FIFA - 08/11/2018

Infantino se défend et crie au complot

Après les attaques, la riposte. Mis en cause dans les « Football Leaks », Gianni Infantino se défend. Le président de la FIFA a expliqué mercredi 7 novembre à Zurich, devant un petit groupe de journalistes, qu’il n’y avait « rien d’illégal ni de contraire » au code d’éthique dans les faits qui lui sont reprochés. Mieux: le dirigeant italo-suisse a brandi la thèse du complot. « Le fait que vous ayez un fils d’immigrés italiens président de la FIFA ne plaît peut-être pas à tout le monde… », a-t-il suggéré. Selon l’enquête menée par un consortium de médias européens, l’UEFA et ses deux patrons de l’époque, Michel Platini et Gianni Infantino, auraient « en connaissance de cause aidé les clubs (PSG et Manchester City) à maquiller leurs propres irrégularités, pour des raisons politiques. » Alors numéro 2 de l’UEFA, l’actuel président de la FIFA aurait « négocié directement un accord avec Manchester City, en court-circuitant l’organe d’enquête interne théoriquement indépendant. » Il aurait adressé un e-mail aux dirigeants du club anglais en leur offrant une ristourne sur les sanctions prévues en cas de non-conformité au fair-play financier : « Vingt millions d’amende ferme au lieu de 60. Les 40 millions restants ne seront dus que si le club ne revient pas à l’équilibre financier à l’avenir. » Un traitement lui aussi très accommodant aurait été réservé au PSG, selon le site français Mediapart.

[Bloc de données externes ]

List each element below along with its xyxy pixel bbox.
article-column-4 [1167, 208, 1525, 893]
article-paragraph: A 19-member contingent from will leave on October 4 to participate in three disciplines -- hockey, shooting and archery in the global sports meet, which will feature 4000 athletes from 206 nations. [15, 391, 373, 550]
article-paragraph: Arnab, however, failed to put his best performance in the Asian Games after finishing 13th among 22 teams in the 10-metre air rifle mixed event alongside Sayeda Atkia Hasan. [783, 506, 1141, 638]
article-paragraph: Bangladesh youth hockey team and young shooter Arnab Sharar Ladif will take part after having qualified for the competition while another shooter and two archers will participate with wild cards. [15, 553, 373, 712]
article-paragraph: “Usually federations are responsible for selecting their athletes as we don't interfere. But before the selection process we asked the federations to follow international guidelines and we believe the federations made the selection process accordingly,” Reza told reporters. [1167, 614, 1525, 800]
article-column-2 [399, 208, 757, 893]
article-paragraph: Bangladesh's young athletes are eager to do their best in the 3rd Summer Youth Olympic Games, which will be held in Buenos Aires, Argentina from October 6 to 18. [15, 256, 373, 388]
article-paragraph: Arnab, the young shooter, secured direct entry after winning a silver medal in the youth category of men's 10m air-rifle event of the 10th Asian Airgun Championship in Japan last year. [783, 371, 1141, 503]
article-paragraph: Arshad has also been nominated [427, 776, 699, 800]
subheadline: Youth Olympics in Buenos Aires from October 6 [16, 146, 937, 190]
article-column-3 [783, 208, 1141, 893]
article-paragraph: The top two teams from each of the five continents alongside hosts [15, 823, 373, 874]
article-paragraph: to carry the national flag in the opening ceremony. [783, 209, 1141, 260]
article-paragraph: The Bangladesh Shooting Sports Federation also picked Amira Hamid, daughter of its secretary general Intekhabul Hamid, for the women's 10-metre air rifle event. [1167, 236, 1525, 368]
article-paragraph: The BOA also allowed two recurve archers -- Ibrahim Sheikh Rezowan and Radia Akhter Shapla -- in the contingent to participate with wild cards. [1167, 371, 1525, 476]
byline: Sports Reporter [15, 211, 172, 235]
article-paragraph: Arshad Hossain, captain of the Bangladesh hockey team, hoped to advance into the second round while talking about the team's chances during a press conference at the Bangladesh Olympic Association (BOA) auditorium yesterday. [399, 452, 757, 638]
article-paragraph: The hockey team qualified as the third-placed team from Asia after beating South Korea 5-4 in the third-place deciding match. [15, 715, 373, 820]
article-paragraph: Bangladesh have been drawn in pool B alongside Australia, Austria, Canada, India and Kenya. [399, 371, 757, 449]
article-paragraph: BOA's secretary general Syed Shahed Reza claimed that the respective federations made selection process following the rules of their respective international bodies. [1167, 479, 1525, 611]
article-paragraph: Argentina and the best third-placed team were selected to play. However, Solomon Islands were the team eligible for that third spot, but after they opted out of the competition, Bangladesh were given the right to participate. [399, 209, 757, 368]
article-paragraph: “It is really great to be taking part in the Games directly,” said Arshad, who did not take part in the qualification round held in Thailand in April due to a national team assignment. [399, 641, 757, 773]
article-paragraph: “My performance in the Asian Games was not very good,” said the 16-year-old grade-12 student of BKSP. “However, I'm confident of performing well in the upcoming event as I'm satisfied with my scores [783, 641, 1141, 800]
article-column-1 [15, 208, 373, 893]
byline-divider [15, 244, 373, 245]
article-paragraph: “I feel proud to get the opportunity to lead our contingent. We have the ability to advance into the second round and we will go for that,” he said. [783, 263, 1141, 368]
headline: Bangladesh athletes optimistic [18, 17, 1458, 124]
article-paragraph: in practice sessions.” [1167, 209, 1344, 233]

Réaction de Gianni Infantino : « Les règlements du fair-play financier prévoient la possibilité de négociations et d’accords avec les clubs. Et qui est chargé de négocier et de discuter ? L’administration. Non seulement il n’y a rien d’illégal, mais il n’y a rien de contraire aux règles d’éthique. » Les révélations des « Football Leaks » interviennent à 8 mois d’un congrès de la FIFA où Gianni Infantino briguera un second mandat.